Mais c’est devenu une idée fixe pour toi. « Comment ça se fait qu’avec ton gros nez t’es encore capable de te sentir ? », m’avais-tu crié un jour. Je venais de gagner contre toi au badminton durant le cours d’éducation physique. J’avais sans doute déréglé le mécanisme de ton orgueil.

Ma mère voulait que je t’ignore. Pour elle, ce n’était que des mots d’adolescents vulgaires. Non maman ! Ces paroles étaient une flagellation répétée.

Jean-François était embêté par sa lecture. Mis à part le fait que, plus jeune, il était un vrai champion, aucun autre élément du récit ne se rattachait à des souvenirs précis. La fille semblait s’adresser à quelqu’un d’autre.

Un soir après l’école, j’avais remarqué ta présence derrière moi dans le sentier qui me ramenait à la maison. Nous étions maintenant en secondaire 3. J’avais grandi sans devenir plus solide. Tu étais seul et tu approchais de moi au même rythme que la frayeur qui se logeait dans ma tête. Tu as placé ta main sur mon épaule. Elle effleurait doucement ma nuque. Je tremblais. Tu m’as dit : « Pourquoi as-tu peur ? » Tu semblais sincère et tu as ajouté : « Je n’ai jamais pris le temps de te regarder suffisamment pour constater à quel point tu es jolie. »

J’aurais dû fuir. Je voulais te croire. Toi mon bourreau. J’étais perdue dans des désirs contradictoires. Tes doigts étaient doux et caressaientles contours de mes envies inavouables. J’avais baissé la garde. Tu as délicatement posé tes mains sur mes seins naissants. Pour la première fois de ma vie, je me sentais une femme désirable et je t’ai laissé faire. J’ai même fermé les yeux.

Et puis tes mains sont devenues insistantes. Trop. Je t’ai repoussé. Tu as continué de les balader partout sur mon corps. J’ai couru. Tu n’as pas cherché à me rejoindre. En me retournant un peu plus loin, j’ai compris que la vengeance avait déjà serré tes poings.
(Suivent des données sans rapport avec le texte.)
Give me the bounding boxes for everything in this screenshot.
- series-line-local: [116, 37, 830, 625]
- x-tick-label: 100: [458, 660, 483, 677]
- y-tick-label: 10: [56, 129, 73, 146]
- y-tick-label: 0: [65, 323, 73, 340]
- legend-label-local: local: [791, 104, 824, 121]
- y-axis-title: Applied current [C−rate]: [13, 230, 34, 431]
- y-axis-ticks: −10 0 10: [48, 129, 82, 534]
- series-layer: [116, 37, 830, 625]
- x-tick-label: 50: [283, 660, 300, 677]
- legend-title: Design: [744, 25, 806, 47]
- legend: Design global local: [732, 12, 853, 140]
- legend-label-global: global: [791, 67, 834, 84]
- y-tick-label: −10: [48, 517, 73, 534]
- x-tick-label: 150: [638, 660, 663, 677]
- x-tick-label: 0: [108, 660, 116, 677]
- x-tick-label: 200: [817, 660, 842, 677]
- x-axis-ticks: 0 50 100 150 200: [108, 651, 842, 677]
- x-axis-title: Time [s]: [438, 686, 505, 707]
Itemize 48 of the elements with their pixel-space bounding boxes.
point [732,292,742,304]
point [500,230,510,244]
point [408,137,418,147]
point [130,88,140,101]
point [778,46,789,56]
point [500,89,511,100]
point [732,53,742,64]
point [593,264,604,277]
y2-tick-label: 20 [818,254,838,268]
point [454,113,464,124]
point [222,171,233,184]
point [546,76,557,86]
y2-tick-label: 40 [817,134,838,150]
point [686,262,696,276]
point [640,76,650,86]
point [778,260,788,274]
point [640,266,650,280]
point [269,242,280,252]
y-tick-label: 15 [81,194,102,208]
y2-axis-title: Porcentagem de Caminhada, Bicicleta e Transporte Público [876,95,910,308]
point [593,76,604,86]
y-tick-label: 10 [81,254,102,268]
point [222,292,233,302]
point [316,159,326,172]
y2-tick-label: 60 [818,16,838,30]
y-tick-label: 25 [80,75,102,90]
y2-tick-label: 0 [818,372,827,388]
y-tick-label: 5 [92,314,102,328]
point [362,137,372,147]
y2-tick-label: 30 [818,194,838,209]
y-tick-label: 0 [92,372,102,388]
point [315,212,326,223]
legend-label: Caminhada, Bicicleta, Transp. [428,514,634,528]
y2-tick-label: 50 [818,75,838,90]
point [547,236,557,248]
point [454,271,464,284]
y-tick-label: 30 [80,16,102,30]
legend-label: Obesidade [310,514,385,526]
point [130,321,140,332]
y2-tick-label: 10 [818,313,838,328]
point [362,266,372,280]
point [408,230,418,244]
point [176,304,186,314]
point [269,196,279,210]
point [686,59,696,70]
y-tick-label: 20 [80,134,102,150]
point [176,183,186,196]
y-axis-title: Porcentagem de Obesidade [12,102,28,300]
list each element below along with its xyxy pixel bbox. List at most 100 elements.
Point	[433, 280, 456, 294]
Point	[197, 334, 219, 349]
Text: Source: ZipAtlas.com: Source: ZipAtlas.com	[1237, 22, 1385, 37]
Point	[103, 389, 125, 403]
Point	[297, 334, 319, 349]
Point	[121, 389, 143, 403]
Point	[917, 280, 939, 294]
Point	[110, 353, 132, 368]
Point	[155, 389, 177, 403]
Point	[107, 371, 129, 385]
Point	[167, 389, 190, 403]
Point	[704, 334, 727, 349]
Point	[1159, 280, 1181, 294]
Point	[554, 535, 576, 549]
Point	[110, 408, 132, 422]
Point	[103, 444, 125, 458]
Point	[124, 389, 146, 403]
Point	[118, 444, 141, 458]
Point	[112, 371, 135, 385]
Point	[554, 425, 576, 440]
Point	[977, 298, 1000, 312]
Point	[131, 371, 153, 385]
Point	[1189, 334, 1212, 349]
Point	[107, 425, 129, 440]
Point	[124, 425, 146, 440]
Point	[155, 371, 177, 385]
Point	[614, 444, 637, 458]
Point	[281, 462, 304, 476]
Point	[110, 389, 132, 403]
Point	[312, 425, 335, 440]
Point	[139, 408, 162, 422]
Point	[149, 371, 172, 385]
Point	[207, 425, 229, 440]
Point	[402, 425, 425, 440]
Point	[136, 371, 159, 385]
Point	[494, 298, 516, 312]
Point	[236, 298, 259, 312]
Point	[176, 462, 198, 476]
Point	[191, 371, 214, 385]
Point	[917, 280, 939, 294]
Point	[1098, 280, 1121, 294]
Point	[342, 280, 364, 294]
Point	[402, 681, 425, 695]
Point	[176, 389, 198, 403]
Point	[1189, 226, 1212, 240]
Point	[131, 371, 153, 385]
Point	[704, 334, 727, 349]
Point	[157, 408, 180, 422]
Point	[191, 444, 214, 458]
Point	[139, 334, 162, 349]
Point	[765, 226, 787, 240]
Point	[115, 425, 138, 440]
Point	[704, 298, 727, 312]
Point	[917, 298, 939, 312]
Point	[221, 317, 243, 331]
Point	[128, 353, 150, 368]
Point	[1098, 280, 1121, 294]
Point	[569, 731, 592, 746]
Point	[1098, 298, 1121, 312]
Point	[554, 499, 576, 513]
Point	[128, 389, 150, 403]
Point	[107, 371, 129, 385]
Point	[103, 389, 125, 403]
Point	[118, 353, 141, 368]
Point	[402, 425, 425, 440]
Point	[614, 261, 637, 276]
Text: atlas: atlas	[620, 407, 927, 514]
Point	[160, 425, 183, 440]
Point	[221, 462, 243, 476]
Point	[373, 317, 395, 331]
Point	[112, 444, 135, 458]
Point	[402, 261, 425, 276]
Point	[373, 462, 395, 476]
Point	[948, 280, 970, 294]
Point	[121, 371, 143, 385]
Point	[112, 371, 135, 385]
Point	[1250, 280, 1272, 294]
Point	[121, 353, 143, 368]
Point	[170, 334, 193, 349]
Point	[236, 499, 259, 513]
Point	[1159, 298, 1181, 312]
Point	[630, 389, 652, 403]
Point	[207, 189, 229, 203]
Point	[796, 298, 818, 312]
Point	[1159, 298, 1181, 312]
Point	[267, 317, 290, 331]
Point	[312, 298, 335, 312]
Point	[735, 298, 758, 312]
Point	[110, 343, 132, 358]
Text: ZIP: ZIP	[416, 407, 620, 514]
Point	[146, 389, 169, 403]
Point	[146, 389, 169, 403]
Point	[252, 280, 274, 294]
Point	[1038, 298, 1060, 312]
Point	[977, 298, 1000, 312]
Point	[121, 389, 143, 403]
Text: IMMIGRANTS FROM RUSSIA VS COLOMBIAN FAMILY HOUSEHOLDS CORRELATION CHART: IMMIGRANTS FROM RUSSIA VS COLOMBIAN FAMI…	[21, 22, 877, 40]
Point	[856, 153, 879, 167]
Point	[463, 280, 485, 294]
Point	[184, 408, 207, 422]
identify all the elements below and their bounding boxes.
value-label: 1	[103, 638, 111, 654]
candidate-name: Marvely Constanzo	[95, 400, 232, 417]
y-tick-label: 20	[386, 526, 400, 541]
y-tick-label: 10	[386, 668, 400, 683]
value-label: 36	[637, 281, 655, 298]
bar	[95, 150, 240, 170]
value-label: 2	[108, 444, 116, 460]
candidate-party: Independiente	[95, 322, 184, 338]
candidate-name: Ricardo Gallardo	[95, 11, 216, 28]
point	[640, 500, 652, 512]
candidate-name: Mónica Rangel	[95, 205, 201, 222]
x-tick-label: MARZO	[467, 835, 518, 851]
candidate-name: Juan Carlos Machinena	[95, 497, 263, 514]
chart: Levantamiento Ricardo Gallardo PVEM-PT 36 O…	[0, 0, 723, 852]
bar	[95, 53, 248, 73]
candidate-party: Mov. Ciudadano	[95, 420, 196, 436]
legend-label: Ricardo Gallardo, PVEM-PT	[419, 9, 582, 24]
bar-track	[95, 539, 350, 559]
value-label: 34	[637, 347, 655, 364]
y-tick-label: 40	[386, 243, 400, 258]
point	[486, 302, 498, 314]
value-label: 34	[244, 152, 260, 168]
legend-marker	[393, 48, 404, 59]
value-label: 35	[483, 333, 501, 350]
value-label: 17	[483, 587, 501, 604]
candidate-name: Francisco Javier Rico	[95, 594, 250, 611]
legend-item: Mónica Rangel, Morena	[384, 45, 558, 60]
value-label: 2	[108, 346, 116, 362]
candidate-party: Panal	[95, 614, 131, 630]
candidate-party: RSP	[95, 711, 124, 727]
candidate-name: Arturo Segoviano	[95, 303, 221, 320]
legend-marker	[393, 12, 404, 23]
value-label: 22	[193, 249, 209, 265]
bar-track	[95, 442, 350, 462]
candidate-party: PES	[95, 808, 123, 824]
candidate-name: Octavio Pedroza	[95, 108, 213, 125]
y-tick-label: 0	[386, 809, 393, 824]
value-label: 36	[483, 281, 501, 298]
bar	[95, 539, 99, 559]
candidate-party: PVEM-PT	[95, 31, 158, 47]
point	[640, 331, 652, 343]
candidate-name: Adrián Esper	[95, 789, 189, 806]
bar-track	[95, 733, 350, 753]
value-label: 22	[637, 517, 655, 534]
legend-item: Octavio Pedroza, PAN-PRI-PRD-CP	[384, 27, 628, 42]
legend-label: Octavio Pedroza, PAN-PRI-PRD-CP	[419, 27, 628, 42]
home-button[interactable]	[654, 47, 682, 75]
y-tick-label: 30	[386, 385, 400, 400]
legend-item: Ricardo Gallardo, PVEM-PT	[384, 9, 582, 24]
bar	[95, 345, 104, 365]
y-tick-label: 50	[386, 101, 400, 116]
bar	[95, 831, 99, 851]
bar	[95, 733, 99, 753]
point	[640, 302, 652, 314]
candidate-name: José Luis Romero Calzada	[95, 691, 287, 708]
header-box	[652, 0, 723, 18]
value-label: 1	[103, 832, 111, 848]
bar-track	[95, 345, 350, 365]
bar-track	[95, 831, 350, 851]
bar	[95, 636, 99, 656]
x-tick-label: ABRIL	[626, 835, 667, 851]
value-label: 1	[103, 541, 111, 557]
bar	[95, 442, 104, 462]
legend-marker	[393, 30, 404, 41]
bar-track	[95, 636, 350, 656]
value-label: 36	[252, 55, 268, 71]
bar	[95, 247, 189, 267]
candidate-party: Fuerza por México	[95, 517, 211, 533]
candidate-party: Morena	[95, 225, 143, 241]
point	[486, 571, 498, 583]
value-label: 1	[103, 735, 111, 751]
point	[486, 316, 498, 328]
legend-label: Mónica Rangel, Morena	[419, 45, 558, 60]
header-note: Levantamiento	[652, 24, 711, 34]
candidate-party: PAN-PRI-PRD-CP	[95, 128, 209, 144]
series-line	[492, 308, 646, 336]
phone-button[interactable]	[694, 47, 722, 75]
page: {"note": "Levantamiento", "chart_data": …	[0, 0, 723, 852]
Cette histoire de mains sur le corps d’une jeune fille lui rappelait vaguement quelque chose. Mais Jean-François ne parvenait pas à mettre un visage sur les mots qu’il avait devant lui. De toute façon, des filles comme ça, à qui il avait tâté les courbes, il en existait sûrement plus d’une douzaine.

Et il y a eu ce matin-là.

Cette souillure. Cette odeur infecte près des vestiaires. Je n’avais pas imaginé que tu pourrais aller si loin dans ta perversité. J’ai ouvert mon casier en me bouchant le nez, pour apercevoir un bocal rempli de fumier sur la tablette à la hauteur de mes yeux. Et puis ce mot collé juste au-dessus de mon cadenas : « Ouvre tes grosses narines, ça va te plaire ! » Sous les centaines de regards des curieux, mes jambes ont fléchi. J’ai chuté sur le terrazzo.

Je suis tombée de moi.

Ce jour-là, mon corps et mon âme se sont séparés. Dans les semaines suivantes, j’ai continué à errer dans les couloirs de la polyvalente, mais mon âme gisait là, au sol, aspergée de haine et solitaire.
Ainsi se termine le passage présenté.